We make the update, interact with the product, and at first, everything looks clean. A day goes by, and we feel confident that we have a winner… until we receive an email from our Ops team. Our log files had grown exponentially in a short period. Wait, what?! That can’t be right.
However, as we examined them, we saw telltale signs that, indeed, multiple interactions with objects were creating error conditions, and these errors were being dutifully logged. Those logs kept swelling, and getting larger, to the point that it was threatening to fill up the file system.
We all tested and reviewed the data, and hunted down the root problem (display certain content as a preview). Fortunately, the situation was resolved, a fix was made and deployed, and we all breathed a sigh of relief. Naturally, during our retrospective, the big question came up; why did we miss this issue in development and testing?
The answer was a simple but often overlooked aspect of programming and testing. We didn’t check the logs to see if something looked out of place.

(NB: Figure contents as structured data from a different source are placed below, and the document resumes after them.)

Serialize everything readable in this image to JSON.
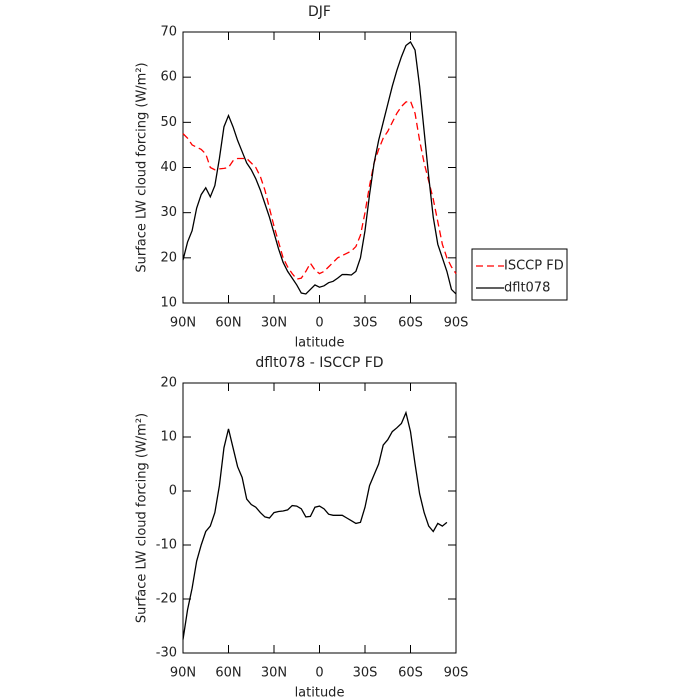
{
  "chart_data": [
    {
      "type": "line",
      "title": "DJF",
      "xlabel": "latitude",
      "ylabel": "Surface LW cloud forcing (W/m²)",
      "x": [
        90,
        87,
        84,
        81,
        78,
        75,
        72,
        69,
        66,
        63,
        60,
        57,
        54,
        51,
        48,
        45,
        42,
        39,
        36,
        33,
        30,
        27,
        24,
        21,
        18,
        15,
        12,
        9,
        6,
        3,
        0,
        -3,
        -6,
        -9,
        -12,
        -15,
        -18,
        -21,
        -24,
        -27,
        -30,
        -33,
        -36,
        -39,
        -42,
        -45,
        -48,
        -51,
        -54,
        -57,
        -60,
        -63,
        -66,
        -69,
        -72,
        -75,
        -78,
        -81,
        -84,
        -87,
        -90
      ],
      "series": [
        {
          "name": "ISCCP FD",
          "color": "#ff0000",
          "dashed": true,
          "values": [
            47.5,
            46.5,
            45,
            44.5,
            44,
            43,
            40,
            39.5,
            39.7,
            39.8,
            40,
            41.5,
            42,
            42,
            42,
            41,
            40,
            38,
            35,
            31,
            27,
            23.5,
            20,
            18,
            16.5,
            15.3,
            15.5,
            17,
            18.8,
            17.3,
            16.5,
            17,
            18,
            19,
            20,
            20.5,
            21,
            21.5,
            22.5,
            25,
            30,
            36,
            41,
            44,
            46.5,
            48,
            50,
            52,
            53.5,
            54.5,
            54.7,
            52,
            46,
            41,
            37,
            33,
            28,
            23,
            20,
            18,
            16.5
          ]
        },
        {
          "name": "dflt078",
          "color": "#000000",
          "dashed": false,
          "values": [
            19.5,
            23.5,
            26,
            31,
            34,
            35.5,
            33.5,
            36,
            42,
            49,
            51.5,
            49,
            46,
            43.5,
            41,
            39.5,
            37.5,
            35,
            32,
            29,
            25.5,
            22,
            19,
            17,
            15.5,
            14,
            12.2,
            12,
            13,
            14,
            13.5,
            13.8,
            14.5,
            14.8,
            15.5,
            16.3,
            16.3,
            16.2,
            17,
            20,
            26,
            34,
            41,
            46,
            50,
            54,
            58,
            61.5,
            64.5,
            67,
            67.8,
            66,
            58,
            48,
            38,
            29,
            23,
            20,
            17,
            13,
            12
          ]
        }
      ],
      "xlim": [
        90,
        -90
      ],
      "xticks": [
        {
          "value": 90,
          "label": "90N"
        },
        {
          "value": 60,
          "label": "60N"
        },
        {
          "value": 30,
          "label": "30N"
        },
        0,
        {
          "value": -30,
          "label": "30S"
        },
        {
          "value": -60,
          "label": "60S"
        },
        {
          "value": -90,
          "label": "90S"
        }
      ],
      "ylim": [
        10,
        70
      ],
      "yticks": [
        10,
        20,
        30,
        40,
        50,
        60,
        70
      ],
      "legend": "right"
    },
    {
      "type": "line",
      "title": "dflt078 - ISCCP FD",
      "xlabel": "latitude",
      "ylabel": "Surface LW cloud forcing (W/m²)",
      "x": [
        90,
        87,
        84,
        81,
        78,
        75,
        72,
        69,
        66,
        63,
        60,
        57,
        54,
        51,
        48,
        45,
        42,
        39,
        36,
        33,
        30,
        27,
        24,
        21,
        18,
        15,
        12,
        9,
        6,
        3,
        0,
        -3,
        -6,
        -9,
        -12,
        -15,
        -18,
        -21,
        -24,
        -27,
        -30,
        -33,
        -36,
        -39,
        -42,
        -45,
        -48,
        -51,
        -54,
        -57,
        -60,
        -63,
        -66,
        -69,
        -72,
        -75,
        -78,
        -81,
        -84
      ],
      "series": [
        {
          "color": "#000000",
          "dashed": false,
          "values": [
            -27.5,
            -22,
            -18,
            -13,
            -10,
            -7.5,
            -6.5,
            -4,
            1,
            8,
            11.5,
            8,
            4.5,
            2.5,
            -1.5,
            -2.5,
            -3,
            -4,
            -4.8,
            -5,
            -4,
            -3.8,
            -3.7,
            -3.5,
            -2.7,
            -2.8,
            -3.3,
            -4.8,
            -4.7,
            -3,
            -2.8,
            -3.3,
            -4.3,
            -4.5,
            -4.5,
            -4.5,
            -5,
            -5.5,
            -6,
            -5.8,
            -3,
            1,
            3,
            5,
            8.5,
            9.5,
            11,
            11.7,
            12.5,
            14.5,
            11,
            5,
            -0.5,
            -4,
            -6.5,
            -7.5,
            -6,
            -6.5,
            -5.8
          ]
        }
      ],
      "xlim": [
        90,
        -90
      ],
      "xticks": [
        {
          "value": 90,
          "label": "90N"
        },
        {
          "value": 60,
          "label": "60N"
        },
        {
          "value": 30,
          "label": "30N"
        },
        0,
        {
          "value": -30,
          "label": "30S"
        },
        {
          "value": -60,
          "label": "60S"
        },
        {
          "value": -90,
          "label": "90S"
        }
      ],
      "ylim": [
        -30,
        20
      ],
      "yticks": [
        -30,
        -20,
        -10,
        0,
        10,
        20
      ]
    }
  ]
}
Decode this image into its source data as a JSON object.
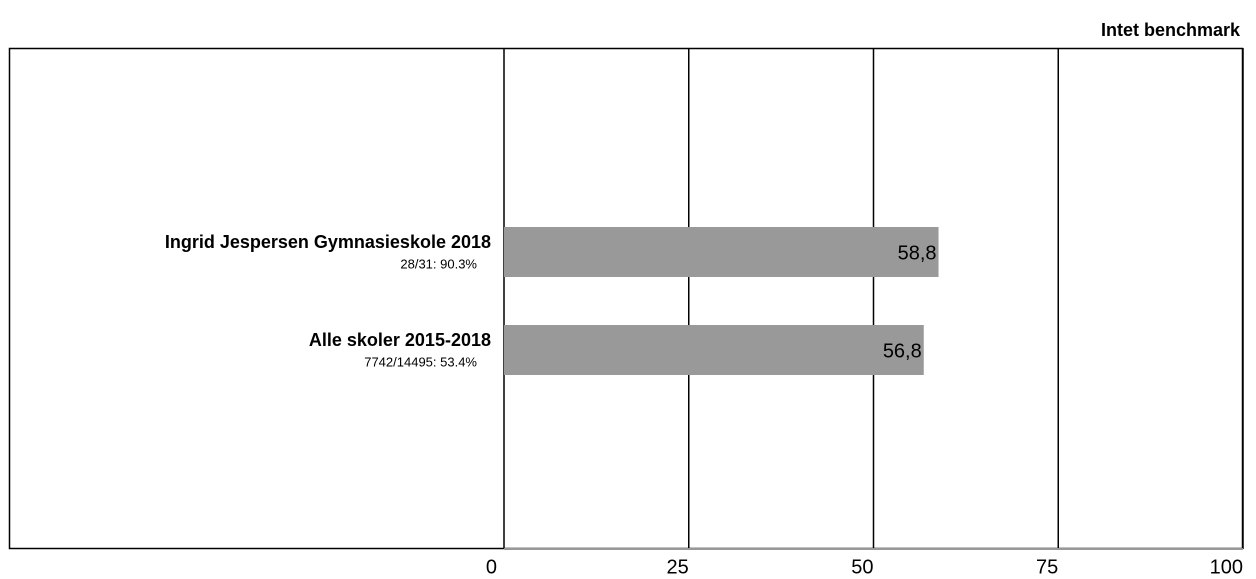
{
  "chart_data": {
    "type": "hbar",
    "annotation": "Intet benchmark",
    "categories": [
      "Ingrid Jespersen Gymnasieskole 2018",
      "Alle skoler 2015-2018"
    ],
    "category_notes": [
      "28/31: 90.3%",
      "7742/14495: 53.4%"
    ],
    "values": [
      58.8,
      56.8
    ],
    "value_labels": [
      "58,8",
      "56,8"
    ],
    "color": "#999999",
    "xlim": [
      0,
      100
    ],
    "xticks": [
      0,
      25,
      50,
      75,
      100
    ],
    "grid": true
  }
}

Log files serve an important purpose. They allow the users to go through and see what is happening on their systems and track down potential “rogue issues.” They can provide valuable clues as to where and when an action took place (such as a DDoS attack) or didn’t take place (queries to the database not returning the right values). They are important, but the fact remains: they have to be reviewed and monitored regularly to actually be of value to programmers and testers. Seems simple, until we get into those log files, and are confronted with a kitchen sink of information that, while valuable, suffers from “too much all at once.”

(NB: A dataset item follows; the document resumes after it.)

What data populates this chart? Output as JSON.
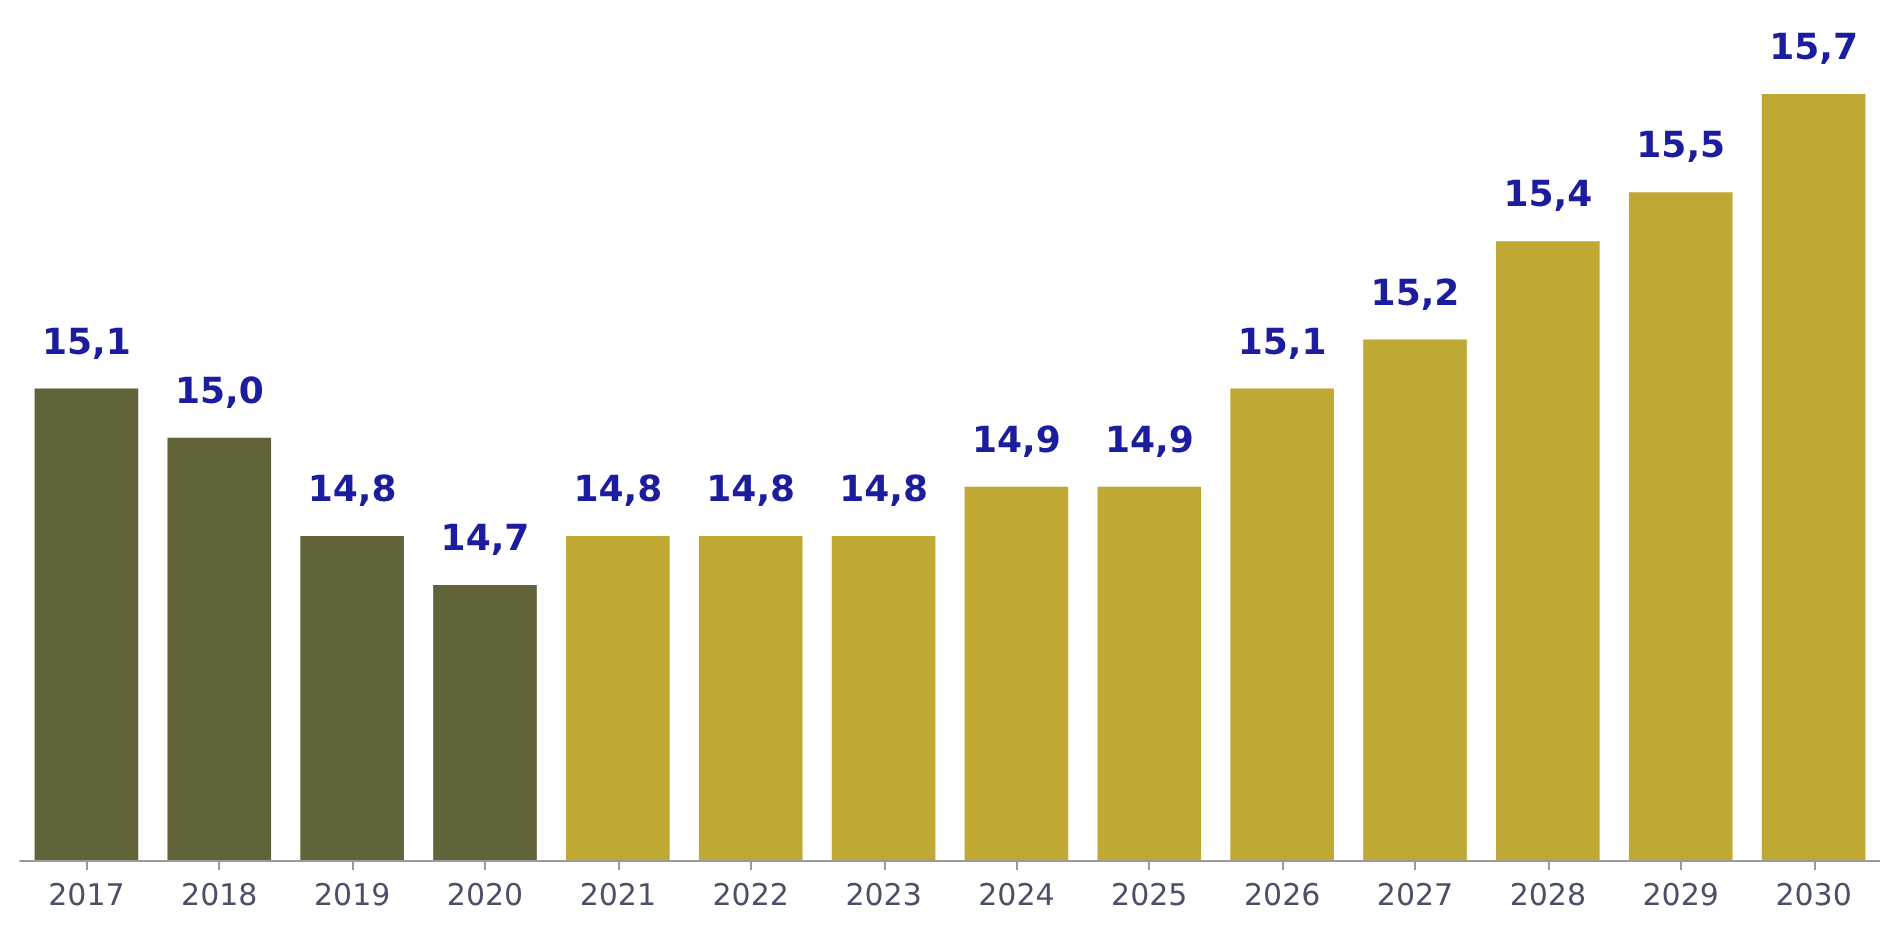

The reaction I have, more times than not, when I start digging into various log files is, “What am actually looking at?!”
When we think of monitoring, we are interested in the relative health of our systems, and trying to find out what is happening on our machines that is measurable. Log files, in many ways, act as early warning systems for our application. They let us know if our application has a “cold” or not. Like when we check our temperature and the way our body feels to determine if we might be coming down with a cold or a flu bug, we can see if something abnormal is happening in our application by trailing and watching log files.

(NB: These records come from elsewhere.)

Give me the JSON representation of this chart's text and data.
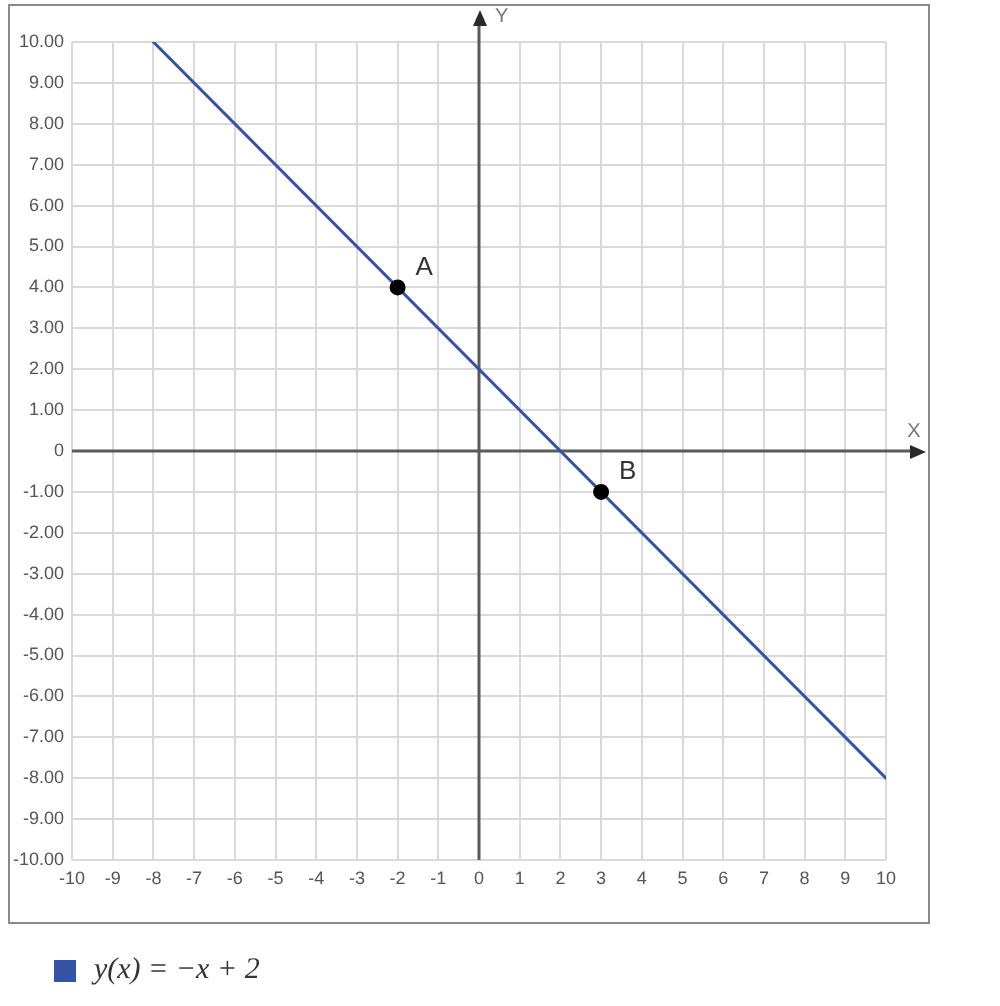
{
  "chart_data": {
    "type": "line",
    "series": [
      {
        "name": "y(x) = −x + 2",
        "color": "#3553a5",
        "x": [
          -8,
          10
        ],
        "values": [
          10,
          -8
        ]
      },
      {
        "type": "scatter",
        "color": "#000000",
        "x": [
          -2,
          3
        ],
        "values": [
          4,
          -1
        ]
      }
    ],
    "xlabel": "X",
    "ylabel": "Y",
    "annotations": [
      {
        "text": "A",
        "x": -2,
        "y": 4
      },
      {
        "text": "B",
        "x": 3,
        "y": -1
      }
    ],
    "xlim": [
      -10,
      10
    ],
    "ylim": [
      -10,
      10
    ],
    "xticks": [
      -10,
      -9,
      -8,
      -7,
      -6,
      -5,
      -4,
      -3,
      -2,
      -1,
      0,
      1,
      2,
      3,
      4,
      5,
      6,
      7,
      8,
      9,
      10
    ],
    "yticks": [
      {
        "value": -10,
        "label": "-10.00"
      },
      {
        "value": -9,
        "label": "-9.00"
      },
      {
        "value": -8,
        "label": "-8.00"
      },
      {
        "value": -7,
        "label": "-7.00"
      },
      {
        "value": -6,
        "label": "-6.00"
      },
      {
        "value": -5,
        "label": "-5.00"
      },
      {
        "value": -4,
        "label": "-4.00"
      },
      {
        "value": -3,
        "label": "-3.00"
      },
      {
        "value": -2,
        "label": "-2.00"
      },
      {
        "value": -1,
        "label": "-1.00"
      },
      0,
      {
        "value": 1,
        "label": "1.00"
      },
      {
        "value": 2,
        "label": "2.00"
      },
      {
        "value": 3,
        "label": "3.00"
      },
      {
        "value": 4,
        "label": "4.00"
      },
      {
        "value": 5,
        "label": "5.00"
      },
      {
        "value": 6,
        "label": "6.00"
      },
      {
        "value": 7,
        "label": "7.00"
      },
      {
        "value": 8,
        "label": "8.00"
      },
      {
        "value": 9,
        "label": "9.00"
      },
      {
        "value": 10,
        "label": "10.00"
      }
    ],
    "grid": true,
    "legend": "bottom left"
  }
}
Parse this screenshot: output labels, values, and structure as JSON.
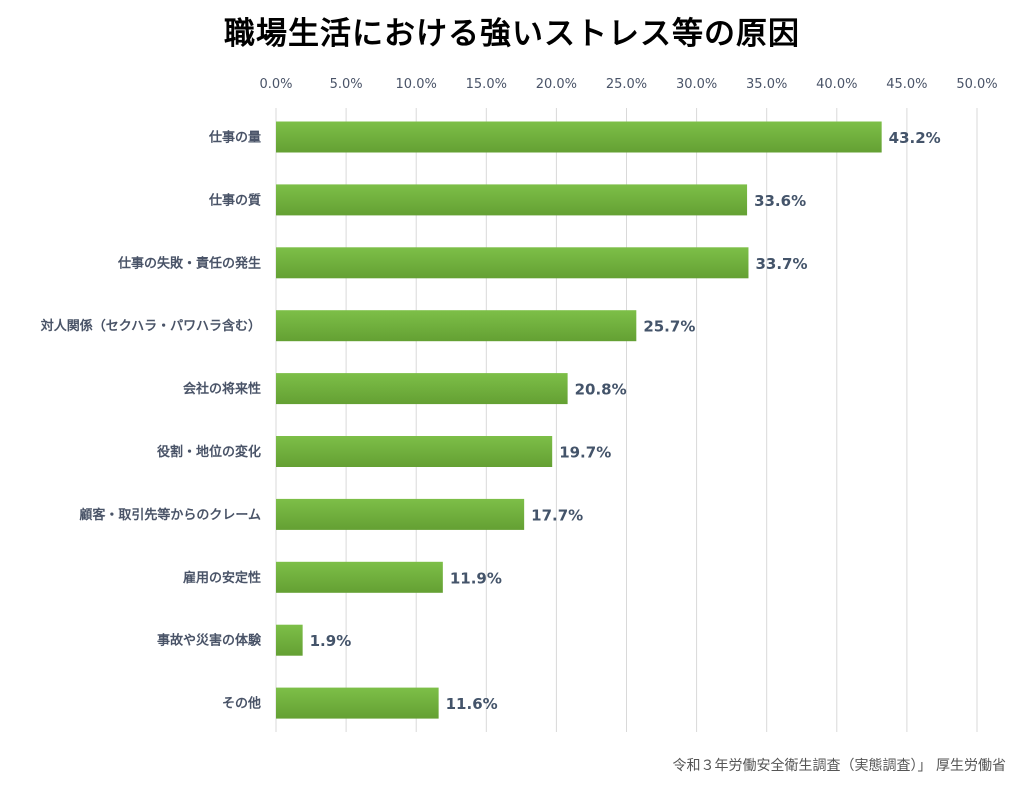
{
  "title": "職場生活における強いストレス等の原因",
  "source": "令和３年労働安全衛生調査（実態調査）」 厚生労働省",
  "colors": {
    "bar": "#6aa53a",
    "bar_light": "#7bbd45",
    "grid": "#d9d9d9",
    "text": "#4a5468"
  },
  "chart_data": {
    "type": "bar",
    "orientation": "horizontal",
    "title": "職場生活における強いストレス等の原因",
    "xlim": [
      0,
      50
    ],
    "xticks": [
      "0.0%",
      "5.0%",
      "10.0%",
      "15.0%",
      "20.0%",
      "25.0%",
      "30.0%",
      "35.0%",
      "40.0%",
      "45.0%",
      "50.0%"
    ],
    "categories": [
      "仕事の量",
      "仕事の質",
      "仕事の失敗・責任の発生",
      "対人関係（セクハラ・パワハラ含む）",
      "会社の将来性",
      "役割・地位の変化",
      "顧客・取引先等からのクレーム",
      "雇用の安定性",
      "事故や災害の体験",
      "その他"
    ],
    "values": [
      43.2,
      33.6,
      33.7,
      25.7,
      20.8,
      19.7,
      17.7,
      11.9,
      1.9,
      11.6
    ],
    "data_labels": [
      "43.2%",
      "33.6%",
      "33.7%",
      "25.7%",
      "20.8%",
      "19.7%",
      "17.7%",
      "11.9%",
      "1.9%",
      "11.6%"
    ],
    "grid": true,
    "axis_position": "top"
  }
}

The front end interactions may not be unusual when we are testing one to one. We may also not be able to see it if we do moderate load testing. If we are tracking the logs while we are running our tests (manual or automated) we can occasionally see large spikes in the log data occurring. One or two lines, generated at a given event, may be normal transactional behavior. Seeing large spikes and large blocks of data being written to the log, especially at brief intervals with a delay between large writes, can pinpoint areas that we would want to investigate more closely.
Log files are helpful, but why stop there?
There are many tools that programmers and testers can use, and several just within the operating system and the browsers they are using. Keeping track of CPU usage, memory, disk access, and network interface utilization can be as simple as using internal system tools on your Mac, PC or Linux box. There are also free and nearly free tools to help you see what your system is doing. These data points are valuable while you are running tests or walking through your application.
Additionally, all of the modern browsers have network monitoring capacity to see how transactions are created, measured and displayed. The developer tools can trace all of the interactions and plot them out to be viewed either while they are running in isolation on one machine, or with automated tests running underneath.
There’s a lot of creativity we can apply when we are testing applications, but if we don’t use logging and system monitoring tools as part of our testing arsenal, we’re performing the equivalent of testing with one hand tied behind our back.
Open up those gauges, dials and sliders. Read those logs (and parse them with scripts to help clear out the noise). Most important, be curious. Your system can tell you a lot about what’s going on, but you have to be curious enough to ferret that information out. If you are, logs and system resource monitoring can be a veritable goldmine for finding and confirming bugs.